Voyage en terre napolitaine

Je remonte un peu le temps car celui-ci file à une vitesse fulgurante.

Pour le week end de Pâques je suis partie avec Vincent, mon pied et mes béquilles pour 4 jours à Naples. L'hôtel était déjà payé depuis un moment, et ne pas y aller aurait vraiment été débile et m'aurait encore plus enfermé dans du broyage de noir à cause de mes membres locomoteurs ralentis.

Donc nous sommes partis, avec le train le moins cher qui coute 10 euros, mais qui bien sûr un vendredi Saint, était blindé car tous les italiens du Sud habitant à Rome rentraient en famille (Pâques étant, comme vous aller le constater, autant voire plus important que Noël en Italie). J'ai donc due lutter pour me glisser jusqu'au compartiment pour implorer quelqu'un de bien vouloir me laisser une place assise.
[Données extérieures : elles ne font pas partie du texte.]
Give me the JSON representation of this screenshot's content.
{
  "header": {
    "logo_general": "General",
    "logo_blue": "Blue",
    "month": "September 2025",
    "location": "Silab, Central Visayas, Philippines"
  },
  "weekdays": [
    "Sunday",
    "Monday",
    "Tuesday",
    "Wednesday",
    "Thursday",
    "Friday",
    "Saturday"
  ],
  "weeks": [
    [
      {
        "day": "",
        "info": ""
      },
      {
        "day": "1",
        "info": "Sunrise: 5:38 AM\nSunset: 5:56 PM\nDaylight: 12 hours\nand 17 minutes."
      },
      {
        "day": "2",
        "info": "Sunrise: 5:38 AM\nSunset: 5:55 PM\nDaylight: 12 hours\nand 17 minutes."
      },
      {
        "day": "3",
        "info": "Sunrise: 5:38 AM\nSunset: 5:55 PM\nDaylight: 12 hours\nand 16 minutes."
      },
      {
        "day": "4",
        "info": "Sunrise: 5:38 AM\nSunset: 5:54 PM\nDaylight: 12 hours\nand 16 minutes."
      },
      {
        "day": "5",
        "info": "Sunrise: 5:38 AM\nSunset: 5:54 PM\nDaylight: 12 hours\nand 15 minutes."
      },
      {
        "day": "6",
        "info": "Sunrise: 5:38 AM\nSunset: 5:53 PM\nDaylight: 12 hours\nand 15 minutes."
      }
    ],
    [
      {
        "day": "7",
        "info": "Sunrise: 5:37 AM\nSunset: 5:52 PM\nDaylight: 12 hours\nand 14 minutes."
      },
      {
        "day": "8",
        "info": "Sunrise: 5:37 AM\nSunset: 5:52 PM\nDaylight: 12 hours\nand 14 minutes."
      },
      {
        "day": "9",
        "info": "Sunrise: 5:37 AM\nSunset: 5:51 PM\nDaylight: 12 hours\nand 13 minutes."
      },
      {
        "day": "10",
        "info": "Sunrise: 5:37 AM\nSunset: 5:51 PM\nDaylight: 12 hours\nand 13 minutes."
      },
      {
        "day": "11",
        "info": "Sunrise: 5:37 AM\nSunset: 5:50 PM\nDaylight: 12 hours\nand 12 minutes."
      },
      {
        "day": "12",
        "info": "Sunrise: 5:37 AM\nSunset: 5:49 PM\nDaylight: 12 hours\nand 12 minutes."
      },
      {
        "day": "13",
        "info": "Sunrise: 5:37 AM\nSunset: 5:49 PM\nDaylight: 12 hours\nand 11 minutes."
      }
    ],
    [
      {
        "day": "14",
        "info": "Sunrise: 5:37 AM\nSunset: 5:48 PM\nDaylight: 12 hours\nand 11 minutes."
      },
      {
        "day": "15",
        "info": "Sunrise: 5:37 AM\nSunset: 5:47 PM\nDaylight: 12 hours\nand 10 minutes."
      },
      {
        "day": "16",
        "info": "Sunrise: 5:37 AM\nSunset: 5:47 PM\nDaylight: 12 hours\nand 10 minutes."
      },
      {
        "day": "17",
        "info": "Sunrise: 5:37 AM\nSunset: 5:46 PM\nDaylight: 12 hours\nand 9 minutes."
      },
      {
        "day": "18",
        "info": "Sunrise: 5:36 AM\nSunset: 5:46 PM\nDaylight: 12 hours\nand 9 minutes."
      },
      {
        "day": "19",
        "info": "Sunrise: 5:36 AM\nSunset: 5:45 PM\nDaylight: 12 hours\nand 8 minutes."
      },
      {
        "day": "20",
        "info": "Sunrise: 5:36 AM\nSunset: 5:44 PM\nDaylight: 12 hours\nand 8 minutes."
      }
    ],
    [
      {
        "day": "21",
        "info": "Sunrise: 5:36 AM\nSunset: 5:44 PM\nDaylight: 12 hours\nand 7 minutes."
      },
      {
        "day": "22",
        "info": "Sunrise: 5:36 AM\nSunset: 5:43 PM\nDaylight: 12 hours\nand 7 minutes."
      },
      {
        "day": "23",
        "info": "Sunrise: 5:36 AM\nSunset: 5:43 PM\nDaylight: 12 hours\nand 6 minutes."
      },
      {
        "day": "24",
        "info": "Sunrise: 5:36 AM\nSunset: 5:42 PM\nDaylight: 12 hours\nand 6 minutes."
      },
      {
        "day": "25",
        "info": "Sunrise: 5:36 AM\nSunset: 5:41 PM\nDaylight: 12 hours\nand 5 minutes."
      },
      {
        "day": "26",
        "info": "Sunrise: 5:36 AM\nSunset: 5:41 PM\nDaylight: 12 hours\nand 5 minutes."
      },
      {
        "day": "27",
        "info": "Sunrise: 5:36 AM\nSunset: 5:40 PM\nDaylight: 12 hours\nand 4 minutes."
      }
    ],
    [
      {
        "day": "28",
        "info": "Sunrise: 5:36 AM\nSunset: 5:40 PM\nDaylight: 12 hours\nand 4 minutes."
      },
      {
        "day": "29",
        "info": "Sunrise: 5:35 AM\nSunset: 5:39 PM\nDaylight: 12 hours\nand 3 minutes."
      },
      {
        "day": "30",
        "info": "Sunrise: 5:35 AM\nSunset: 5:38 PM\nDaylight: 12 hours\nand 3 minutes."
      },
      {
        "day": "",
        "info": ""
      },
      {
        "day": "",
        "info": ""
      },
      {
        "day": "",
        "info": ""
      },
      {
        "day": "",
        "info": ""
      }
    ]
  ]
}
L'arrivée à Naples était moins sale que ce que je croyais. En effet Naples est réputée pour ses problèmes de ramassage d'ordures. Pas comme le disent les gens du nord car ils ne sauraient pas gérer leur déchets, mais pour un ensemble de problèmes très complexe: parmi eux, le fait que les habitants s'opposent à la construction de décharge près de chez eux, mais aussi et peut être surtout car l'Association de malfaiteurs du Sud a des avantages à tirer en empêchant les éboueurs de faire leur travail. La mafia serait en effet à l'origine de la crise actuelle, qui dure quand même depuis deux ans (avec des hauts et des bas) en faisant chanter les autorités afin de recevoir plus d'argent au titre de la collecte et du traitement des déchets.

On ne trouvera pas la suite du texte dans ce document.